Un hombre cualquiera tiende la colada en el balcón bajo el sol del
mediodía, pero hay un sonido diminuto, casi inapreciable en el discurrir de la mañana
del vecindario, que proviene de la pareja de periquitos del vecino de enfrente.
Cada ventana, viandante y elemento ocasional van sumándose a la
avenencia incomprensible de sonidos y ruidos, que se derraman sobre la calle y
la envuelven con su propia voz. Todo sobre una base musical, inapreciable pero
sin la que el todo caería en la anarquía, que los periquitos entonan desde su
escenario enjaulado, donde la pareja se empacha de alpiste entre gorgoritos y
saltos de la jibia al suelo.
Los pequeños voladores dan ejemplo de su eterna fidelidad al armonizar
sus agudos y graves con el compartir de techo, maná y vida entre cuatro
barrotes, a pesar de que el alpiste se acabe o que el agua esté caliente.
Y así un hombre cualquiera escucha cada mañana el ritmo de la jaula de música para saber
apaciguar su tono y afinar su voz, a pesar de lo que haya al otro lado de la
ventana.
Sobre los pájaros.
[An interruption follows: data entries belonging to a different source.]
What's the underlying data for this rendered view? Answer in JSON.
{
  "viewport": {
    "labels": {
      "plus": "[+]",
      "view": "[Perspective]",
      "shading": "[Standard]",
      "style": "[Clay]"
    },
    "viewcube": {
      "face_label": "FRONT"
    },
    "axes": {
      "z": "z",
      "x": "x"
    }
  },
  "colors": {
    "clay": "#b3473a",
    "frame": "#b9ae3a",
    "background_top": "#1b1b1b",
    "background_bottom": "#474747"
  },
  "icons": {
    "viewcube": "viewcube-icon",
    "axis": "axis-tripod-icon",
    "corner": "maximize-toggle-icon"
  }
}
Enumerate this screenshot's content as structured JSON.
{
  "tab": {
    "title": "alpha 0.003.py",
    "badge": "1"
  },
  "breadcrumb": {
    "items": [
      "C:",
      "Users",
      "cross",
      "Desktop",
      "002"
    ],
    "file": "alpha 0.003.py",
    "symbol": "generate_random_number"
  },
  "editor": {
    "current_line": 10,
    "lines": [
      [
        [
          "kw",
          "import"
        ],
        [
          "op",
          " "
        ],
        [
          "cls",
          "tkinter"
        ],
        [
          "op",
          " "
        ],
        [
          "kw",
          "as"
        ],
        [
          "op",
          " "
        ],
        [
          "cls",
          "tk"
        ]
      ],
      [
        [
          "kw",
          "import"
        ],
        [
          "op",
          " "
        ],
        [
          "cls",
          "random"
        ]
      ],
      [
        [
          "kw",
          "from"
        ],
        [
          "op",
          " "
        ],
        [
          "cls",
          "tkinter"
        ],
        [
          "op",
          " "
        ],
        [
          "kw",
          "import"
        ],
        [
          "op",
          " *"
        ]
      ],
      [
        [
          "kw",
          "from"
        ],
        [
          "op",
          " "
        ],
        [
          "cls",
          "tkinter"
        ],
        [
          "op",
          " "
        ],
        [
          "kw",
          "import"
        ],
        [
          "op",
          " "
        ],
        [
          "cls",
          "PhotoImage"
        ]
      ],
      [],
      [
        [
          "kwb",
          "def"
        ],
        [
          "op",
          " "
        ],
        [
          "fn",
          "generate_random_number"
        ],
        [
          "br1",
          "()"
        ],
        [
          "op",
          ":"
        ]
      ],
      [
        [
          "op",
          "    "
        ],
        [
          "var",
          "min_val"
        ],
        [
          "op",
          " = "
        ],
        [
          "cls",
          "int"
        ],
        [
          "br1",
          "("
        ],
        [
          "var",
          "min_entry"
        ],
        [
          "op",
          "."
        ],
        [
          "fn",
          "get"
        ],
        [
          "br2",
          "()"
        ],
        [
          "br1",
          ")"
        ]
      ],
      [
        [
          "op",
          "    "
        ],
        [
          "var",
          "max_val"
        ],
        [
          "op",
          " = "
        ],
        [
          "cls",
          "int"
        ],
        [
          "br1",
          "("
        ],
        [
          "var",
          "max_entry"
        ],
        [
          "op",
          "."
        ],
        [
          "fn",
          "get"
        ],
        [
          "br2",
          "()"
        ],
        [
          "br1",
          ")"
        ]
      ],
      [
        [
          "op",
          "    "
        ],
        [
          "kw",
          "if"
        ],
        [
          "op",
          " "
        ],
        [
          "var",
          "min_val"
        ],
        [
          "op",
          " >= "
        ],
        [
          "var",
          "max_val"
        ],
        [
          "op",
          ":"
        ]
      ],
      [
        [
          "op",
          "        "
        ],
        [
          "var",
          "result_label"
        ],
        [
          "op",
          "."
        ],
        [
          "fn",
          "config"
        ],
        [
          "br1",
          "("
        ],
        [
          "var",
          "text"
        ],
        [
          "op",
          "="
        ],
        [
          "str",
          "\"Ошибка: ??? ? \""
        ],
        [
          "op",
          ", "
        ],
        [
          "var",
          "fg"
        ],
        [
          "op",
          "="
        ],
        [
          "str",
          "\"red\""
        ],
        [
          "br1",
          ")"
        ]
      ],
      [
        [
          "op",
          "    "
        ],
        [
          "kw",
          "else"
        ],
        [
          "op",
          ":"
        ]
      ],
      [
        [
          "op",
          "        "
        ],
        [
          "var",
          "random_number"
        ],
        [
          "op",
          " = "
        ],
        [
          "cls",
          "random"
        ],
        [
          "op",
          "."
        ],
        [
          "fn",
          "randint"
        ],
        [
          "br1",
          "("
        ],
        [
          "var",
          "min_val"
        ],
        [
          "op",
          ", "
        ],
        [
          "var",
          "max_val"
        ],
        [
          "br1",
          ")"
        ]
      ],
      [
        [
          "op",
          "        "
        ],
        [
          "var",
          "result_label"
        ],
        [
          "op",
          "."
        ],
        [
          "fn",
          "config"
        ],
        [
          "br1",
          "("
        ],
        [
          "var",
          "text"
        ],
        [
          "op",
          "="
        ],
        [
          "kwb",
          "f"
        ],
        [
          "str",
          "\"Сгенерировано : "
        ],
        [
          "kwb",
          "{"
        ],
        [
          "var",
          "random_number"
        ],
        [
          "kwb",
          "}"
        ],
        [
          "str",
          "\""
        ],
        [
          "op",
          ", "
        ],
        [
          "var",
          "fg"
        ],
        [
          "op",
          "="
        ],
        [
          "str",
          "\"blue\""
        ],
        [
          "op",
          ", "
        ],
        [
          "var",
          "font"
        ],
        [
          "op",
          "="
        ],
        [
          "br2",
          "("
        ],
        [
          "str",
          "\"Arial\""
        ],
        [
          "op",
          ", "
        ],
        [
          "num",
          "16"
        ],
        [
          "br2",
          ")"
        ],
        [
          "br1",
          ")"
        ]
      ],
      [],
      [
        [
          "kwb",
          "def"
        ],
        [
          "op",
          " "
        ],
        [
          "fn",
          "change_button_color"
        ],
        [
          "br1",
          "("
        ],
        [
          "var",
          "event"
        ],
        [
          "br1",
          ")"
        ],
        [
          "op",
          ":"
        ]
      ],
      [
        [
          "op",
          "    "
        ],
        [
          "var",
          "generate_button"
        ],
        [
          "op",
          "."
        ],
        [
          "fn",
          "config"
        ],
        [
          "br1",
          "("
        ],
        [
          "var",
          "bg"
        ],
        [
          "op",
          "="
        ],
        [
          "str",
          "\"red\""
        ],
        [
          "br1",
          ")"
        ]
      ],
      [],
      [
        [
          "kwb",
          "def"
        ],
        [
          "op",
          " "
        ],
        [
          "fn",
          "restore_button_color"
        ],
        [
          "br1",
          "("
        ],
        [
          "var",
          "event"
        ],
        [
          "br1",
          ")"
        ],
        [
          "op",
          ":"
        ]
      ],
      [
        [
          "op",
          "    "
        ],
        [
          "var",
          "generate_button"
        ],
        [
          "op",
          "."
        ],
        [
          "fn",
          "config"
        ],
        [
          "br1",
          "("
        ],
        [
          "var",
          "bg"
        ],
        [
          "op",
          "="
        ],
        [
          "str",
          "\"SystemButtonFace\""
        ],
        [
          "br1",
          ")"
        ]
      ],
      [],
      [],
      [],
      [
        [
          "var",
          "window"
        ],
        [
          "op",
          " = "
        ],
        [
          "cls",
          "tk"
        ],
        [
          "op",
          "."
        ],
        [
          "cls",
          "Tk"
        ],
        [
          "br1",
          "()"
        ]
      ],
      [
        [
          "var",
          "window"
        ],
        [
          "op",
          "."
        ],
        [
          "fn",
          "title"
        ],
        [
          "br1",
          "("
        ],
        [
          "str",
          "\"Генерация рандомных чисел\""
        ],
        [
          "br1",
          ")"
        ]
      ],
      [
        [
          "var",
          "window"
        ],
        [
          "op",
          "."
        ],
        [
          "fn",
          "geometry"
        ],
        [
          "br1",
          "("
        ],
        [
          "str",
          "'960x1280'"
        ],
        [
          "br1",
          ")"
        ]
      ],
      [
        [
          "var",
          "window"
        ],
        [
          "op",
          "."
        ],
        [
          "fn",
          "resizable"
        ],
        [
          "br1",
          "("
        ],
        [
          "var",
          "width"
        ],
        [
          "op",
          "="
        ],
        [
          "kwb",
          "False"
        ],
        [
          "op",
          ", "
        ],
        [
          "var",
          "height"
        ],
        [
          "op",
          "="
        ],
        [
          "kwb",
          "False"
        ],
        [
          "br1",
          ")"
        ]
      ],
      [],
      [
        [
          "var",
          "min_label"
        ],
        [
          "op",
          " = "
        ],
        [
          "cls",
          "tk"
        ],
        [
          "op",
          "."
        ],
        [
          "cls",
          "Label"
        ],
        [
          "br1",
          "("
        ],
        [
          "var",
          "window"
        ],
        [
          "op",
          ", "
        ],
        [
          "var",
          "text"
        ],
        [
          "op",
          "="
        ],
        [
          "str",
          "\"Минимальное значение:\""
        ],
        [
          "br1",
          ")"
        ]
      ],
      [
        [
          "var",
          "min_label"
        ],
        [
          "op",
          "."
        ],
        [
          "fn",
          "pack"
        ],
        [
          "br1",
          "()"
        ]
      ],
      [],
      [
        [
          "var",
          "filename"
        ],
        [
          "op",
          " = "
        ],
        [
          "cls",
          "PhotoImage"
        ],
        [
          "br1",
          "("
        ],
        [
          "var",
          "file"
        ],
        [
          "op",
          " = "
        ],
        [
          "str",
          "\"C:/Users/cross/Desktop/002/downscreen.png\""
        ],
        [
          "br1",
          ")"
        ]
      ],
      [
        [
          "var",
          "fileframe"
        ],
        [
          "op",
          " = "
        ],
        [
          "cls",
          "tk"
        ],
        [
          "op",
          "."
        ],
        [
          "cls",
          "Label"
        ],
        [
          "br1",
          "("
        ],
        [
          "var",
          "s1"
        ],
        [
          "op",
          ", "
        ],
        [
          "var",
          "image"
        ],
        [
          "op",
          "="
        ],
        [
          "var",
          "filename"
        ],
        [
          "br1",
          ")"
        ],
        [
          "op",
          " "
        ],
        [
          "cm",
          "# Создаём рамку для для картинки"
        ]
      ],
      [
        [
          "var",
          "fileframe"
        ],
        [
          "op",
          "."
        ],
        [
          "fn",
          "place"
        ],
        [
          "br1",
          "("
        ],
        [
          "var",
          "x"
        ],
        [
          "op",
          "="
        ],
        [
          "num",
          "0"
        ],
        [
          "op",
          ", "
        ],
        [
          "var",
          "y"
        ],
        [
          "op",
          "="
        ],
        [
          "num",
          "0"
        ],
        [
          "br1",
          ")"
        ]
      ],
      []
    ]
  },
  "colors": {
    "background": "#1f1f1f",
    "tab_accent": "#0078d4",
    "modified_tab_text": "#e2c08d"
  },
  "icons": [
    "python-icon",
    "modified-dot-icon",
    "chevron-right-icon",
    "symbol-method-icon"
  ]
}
Escuche una vez decir a otro hombre cualquiera decir: que la persona más culta que había conocido nunca era un hombre que conseguía acercarse a los pájaros y cogerlos con la mano sin que ellos escapasen. Ese hombre si que era culto, decía! Yo creo que, no era culto. A no ser que enseñase a alguien como se hacía.